Tremella yokohamensis

Scientific classification
- Kingdom: Fungi
- Division: Basidiomycota
- Class: Tremellomycetes
- Order: Tremellales
- Family: Tremellaceae
- Genus: Tremella
- Species: T. yokohamensis
- Binomial name: Tremella yokohamensis (Alshahni, Satoh & Makimura) Yurkov (2015)
- Synonyms: Cryptococcus yokohamensis Alshahni, Satoh & Makimura (2011);

= Tremella yokohamensis =

- Authority: (Alshahni, Satoh & Makimura) Yurkov (2015)
- Synonyms: Cryptococcus yokohamensis Alshahni, Satoh & Makimura (2011)

Species of fungus

Tremella yokohamensis is a species of fungus in the family Tremellaceae. It produces white, foliaceous, gelatinous basidiocarps (fruit bodies) and is parasitic on other fungi on dead wood of broad-leaved trees. It was originally described from Japan.

== Taxonomy ==
Tremella yokohamensis was first published in 2011 as a yeast, Cryptococcus yokohamensis, isolated from Eucalyptus bark (and a koala) in a Japanese zoo. Molecular research, based on cladistic analysis of DNA sequences, showed that the yeast was closely related to the type species of Tremella and in 2015 the species was accordingly recombined as Tremella yokohamensis. Subsequently, a fruit body collected in the Russian Far East was found to have identical DNA, enabling a more complete description of the fungus.

== Description ==
Fruit bodies are gelatinous, white, up to 40 mmm across, and foliaceous.

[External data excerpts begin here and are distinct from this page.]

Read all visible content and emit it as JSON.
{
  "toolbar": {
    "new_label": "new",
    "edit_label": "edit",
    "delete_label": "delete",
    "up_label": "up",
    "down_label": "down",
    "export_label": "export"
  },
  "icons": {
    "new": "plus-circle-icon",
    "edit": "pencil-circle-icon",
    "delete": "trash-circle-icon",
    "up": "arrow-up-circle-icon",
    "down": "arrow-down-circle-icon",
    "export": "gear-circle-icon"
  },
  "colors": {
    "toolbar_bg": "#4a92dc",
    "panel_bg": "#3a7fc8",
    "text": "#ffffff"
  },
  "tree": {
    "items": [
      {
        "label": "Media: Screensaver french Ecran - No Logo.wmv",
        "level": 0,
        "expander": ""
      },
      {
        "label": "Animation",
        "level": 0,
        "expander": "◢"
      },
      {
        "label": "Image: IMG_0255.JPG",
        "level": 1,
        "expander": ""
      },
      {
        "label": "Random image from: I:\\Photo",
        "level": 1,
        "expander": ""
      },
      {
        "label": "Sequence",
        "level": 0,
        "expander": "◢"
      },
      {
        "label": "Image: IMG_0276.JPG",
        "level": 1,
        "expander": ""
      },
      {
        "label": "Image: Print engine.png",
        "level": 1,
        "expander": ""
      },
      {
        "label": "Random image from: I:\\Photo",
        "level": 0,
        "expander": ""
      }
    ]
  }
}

Microscopically, the basidia are tremelloid (ellipsoid, with oblique to vertical septa), 4-celled, stalked, 18 to 21 by 9.5 to 10.5 μm. The basidiospores are ellipsoid, smooth, 8 to 10.5 by 5.5 to 7 μm.

== Similar species ==
Fruit bodies of Tremella fuciformis are of similar shape and colour, but can be distinguished microscopically by having basidia that are unstalked and slightly smaller, producing smaller basidiospores (5 to 8 μm by 4 to 6 μm).

== Habitat and distribution ==
Tremella yokohamensis is a parasite on lignicolous fungi, but its host is unknown. It was originally isolated from the trunk of a Eucalyptus tree and subsequently found on decaying wood of a deciduous tree.

The species was originally isolated as a yeast in Japan and as a basidiocarp in the Russian Far East (Primorye Territory).